The Journal of Allergy and Clinical Immunology | 22 SEPT 2023
Derek Croote, PhD, Joyce J.W. Wong, PhD, Cyprien Pecalvel, MSc, Edouard Leveque, PhD, Natacha Casanovas, MD, Jasper B.J. Kamphuis, PhD, Paige Creeks, BS, Johanna Romero, BS, Saba Sohail, MSc, Daniel Bedinger,PhD, Kari C. Nadeau, MD, PhD, Rebecca S. Chinthrajah, MD, Laurent L. Reber, PhD, and Henry B. Lowman, PhD
Despite their central role in peanut allergy, human monoclonal IgE antibodies have eluded characterization.
We sought to define the sequences, affinities, clonality, and functional properties of human monoclonal IgE antibodies in peanut allergy.
We applied our single-cell RNA sequencing–based SEQ SIFTER discovery platform to samples from allergic individuals who varied by age, sex, ethnicity, and geographic location in order to understand commonalities in the human IgE response to peanut allergens. Select antibodies were then recombinantly expressed and characterized for their allergen and epitope specificity, affinity, and functional properties.
We found striking convergent evolution of IgE monoclonal antibodies (mAbs) from several clonal families comprising both memory B cells and plasmablasts. These antibodies bound with subnanomolar affinity to the immunodominant peanut allergen Ara h 2, specifically a linear, repetitive motif. Further characterization of these mAbs revealed their ability to single-handedly cause affinity-dependent degranulation of human mast cells and systemic anaphylaxis on peanut allergen challenge in humanized mice. Finally, we demonstrated that these mAbs, reengineered as IgGs, inhibit significant, but variable, amounts of Ara h 2– and peanut-mediated degranulation of mast cells sensitized with allergic plasma.

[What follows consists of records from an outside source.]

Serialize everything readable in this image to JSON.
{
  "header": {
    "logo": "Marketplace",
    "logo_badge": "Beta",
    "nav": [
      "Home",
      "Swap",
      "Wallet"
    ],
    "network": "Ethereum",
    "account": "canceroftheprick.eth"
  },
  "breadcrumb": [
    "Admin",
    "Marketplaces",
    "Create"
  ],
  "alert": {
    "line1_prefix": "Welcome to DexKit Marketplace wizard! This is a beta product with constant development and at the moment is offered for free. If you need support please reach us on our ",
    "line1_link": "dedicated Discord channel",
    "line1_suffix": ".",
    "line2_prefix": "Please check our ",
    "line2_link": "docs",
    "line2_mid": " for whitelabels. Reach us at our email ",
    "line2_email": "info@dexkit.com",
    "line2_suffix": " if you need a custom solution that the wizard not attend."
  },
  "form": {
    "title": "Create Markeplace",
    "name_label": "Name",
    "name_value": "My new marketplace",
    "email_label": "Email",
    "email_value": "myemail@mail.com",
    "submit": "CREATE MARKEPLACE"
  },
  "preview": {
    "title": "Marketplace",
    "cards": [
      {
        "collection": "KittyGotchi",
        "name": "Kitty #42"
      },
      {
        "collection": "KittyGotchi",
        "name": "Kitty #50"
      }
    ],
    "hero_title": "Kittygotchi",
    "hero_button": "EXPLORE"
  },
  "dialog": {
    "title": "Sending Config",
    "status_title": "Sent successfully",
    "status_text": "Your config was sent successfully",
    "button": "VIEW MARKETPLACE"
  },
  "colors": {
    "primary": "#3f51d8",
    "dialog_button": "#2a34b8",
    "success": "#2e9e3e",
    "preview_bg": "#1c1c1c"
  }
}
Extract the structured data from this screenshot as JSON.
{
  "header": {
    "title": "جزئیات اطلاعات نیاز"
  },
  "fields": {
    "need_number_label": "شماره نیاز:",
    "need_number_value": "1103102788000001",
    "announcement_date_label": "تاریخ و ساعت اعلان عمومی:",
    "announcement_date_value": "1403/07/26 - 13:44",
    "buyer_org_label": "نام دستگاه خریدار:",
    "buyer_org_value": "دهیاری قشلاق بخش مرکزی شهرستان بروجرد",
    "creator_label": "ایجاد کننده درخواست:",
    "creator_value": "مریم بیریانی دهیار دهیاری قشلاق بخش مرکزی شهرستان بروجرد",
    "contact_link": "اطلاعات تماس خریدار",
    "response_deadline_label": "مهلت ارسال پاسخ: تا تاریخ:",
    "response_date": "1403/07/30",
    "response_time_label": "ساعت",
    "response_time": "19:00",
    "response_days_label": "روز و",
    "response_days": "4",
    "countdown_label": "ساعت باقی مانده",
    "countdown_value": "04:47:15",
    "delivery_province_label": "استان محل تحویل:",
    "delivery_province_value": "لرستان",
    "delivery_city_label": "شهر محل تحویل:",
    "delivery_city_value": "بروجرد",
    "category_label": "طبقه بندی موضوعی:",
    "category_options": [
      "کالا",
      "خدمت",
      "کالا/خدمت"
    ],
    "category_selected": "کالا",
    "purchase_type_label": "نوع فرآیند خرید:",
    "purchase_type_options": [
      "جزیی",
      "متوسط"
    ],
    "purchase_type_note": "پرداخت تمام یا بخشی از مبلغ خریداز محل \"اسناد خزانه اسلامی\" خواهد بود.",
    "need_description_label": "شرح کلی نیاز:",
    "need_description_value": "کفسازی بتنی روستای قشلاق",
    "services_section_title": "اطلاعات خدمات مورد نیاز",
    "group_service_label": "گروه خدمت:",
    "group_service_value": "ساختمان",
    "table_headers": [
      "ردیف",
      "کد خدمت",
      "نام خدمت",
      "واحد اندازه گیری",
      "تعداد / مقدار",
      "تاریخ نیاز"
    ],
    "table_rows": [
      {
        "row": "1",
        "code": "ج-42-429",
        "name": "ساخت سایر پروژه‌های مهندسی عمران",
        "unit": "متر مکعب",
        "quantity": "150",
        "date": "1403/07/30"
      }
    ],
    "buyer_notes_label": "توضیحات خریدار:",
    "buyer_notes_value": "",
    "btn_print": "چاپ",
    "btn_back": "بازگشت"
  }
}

Convergent evolution of IgE mAbs in peanut allergy is a common phenomenon that can reveal immunodominant epitopes on major allergenic proteins. Understanding the functional properties of these molecules is key to developing therapeutics, such as competitive IgG inhibitors, that are able to stoichiometrically outcompete endogenous IgE for allergen and thereby prevent allergic cascade in cases of accidental allergen exposure.